Monthly Archive for November, 2007

Limitação

Vivo no crediário: em suaves prestações. Quisera – o que é uma forma verbal de quimera! – um viver à vista, viver de um todo, aos nacos, no taco, com bons e incomedidos bocados, deseducados! Desses que te deixam lambusado, saciado, refestelado, enfastiado.

Mas não! Sigo cansado nessa vida franciscana, econômica, dietética. Num viver comedido, de passarinho, viver pouquinho, limitado. Dizem que, assim, vou longe. Longe quanto? Longr aonde? Questào de tempo? Nessa já insuportável economia de vida. Vida no banco, vida em branco. Pura.

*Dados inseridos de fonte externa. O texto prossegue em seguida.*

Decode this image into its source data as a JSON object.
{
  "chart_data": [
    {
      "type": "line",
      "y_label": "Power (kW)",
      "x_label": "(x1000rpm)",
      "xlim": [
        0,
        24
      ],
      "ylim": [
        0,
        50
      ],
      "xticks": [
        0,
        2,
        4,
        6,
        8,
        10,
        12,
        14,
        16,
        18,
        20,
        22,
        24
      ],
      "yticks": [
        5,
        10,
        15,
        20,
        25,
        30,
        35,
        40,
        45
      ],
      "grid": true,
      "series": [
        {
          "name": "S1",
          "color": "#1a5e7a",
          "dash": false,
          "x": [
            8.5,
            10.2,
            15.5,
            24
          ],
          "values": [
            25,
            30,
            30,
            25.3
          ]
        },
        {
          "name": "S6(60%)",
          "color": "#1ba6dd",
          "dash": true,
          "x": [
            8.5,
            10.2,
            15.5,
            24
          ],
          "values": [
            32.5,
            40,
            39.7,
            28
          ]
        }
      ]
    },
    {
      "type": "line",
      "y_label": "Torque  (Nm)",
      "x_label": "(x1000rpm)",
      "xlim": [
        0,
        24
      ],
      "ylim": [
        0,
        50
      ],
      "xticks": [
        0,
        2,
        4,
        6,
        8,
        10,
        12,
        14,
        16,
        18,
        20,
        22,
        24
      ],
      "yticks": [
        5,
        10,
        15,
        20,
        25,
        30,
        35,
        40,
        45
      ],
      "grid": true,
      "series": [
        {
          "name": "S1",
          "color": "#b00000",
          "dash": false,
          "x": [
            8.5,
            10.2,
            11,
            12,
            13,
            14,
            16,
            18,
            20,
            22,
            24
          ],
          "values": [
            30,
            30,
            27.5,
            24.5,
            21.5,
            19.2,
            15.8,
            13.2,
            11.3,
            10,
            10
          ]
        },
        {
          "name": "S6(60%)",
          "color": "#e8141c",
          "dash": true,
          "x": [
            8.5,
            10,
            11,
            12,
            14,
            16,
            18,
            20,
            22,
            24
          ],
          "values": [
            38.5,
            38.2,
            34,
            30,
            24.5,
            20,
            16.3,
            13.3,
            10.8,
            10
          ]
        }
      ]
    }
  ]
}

Quero o pecado da gula! O perigo das misturas! Venenos? Benvindos sejam!

Liberdade

Trabalhei institucionalmente – ou oficialmente, ou como empregado – por exatos trinta e seis anos. Considero que cumpri minha jornada, não só pela idade, ou pelo decurso do prazo – na época em que ainda era possível a aposentadoria só pelo tempo de serviço -, mas na firme crença de ter trabalhado com afinco e dedicação durante todo esse período.

Sai (aposentado) ainda jovem – ou nem tanto, nessa mania de não querer assumir a nossa velhice -, menos pela vontade de sair e mais pela sensação de que as cláusulas pétreas constitucionais – em que se baseam nossos direitos – parecem pouco sólidas, assentadas em pedra sabão. Fui antes que mudassem as leis – e mudaram!

Depois de aposentado, guardei para sempre chefes, gravatas, uniformes, relógio, turnos, tudo o que diz respeito às relações trabalhistas, e com a firme determinação de não voltar jamais a encarar isso tudo. Após mais de dez anos de aposentado – apesar dos avisos de que eu não duraria tanto sem trabalhar! – continuo cumprindo a promessa.

Já escrevi um livro, mil blogs, e agora virei marceneiro. E tudo com uma condição: só faço quando estou com vontade. Viva a liberdade!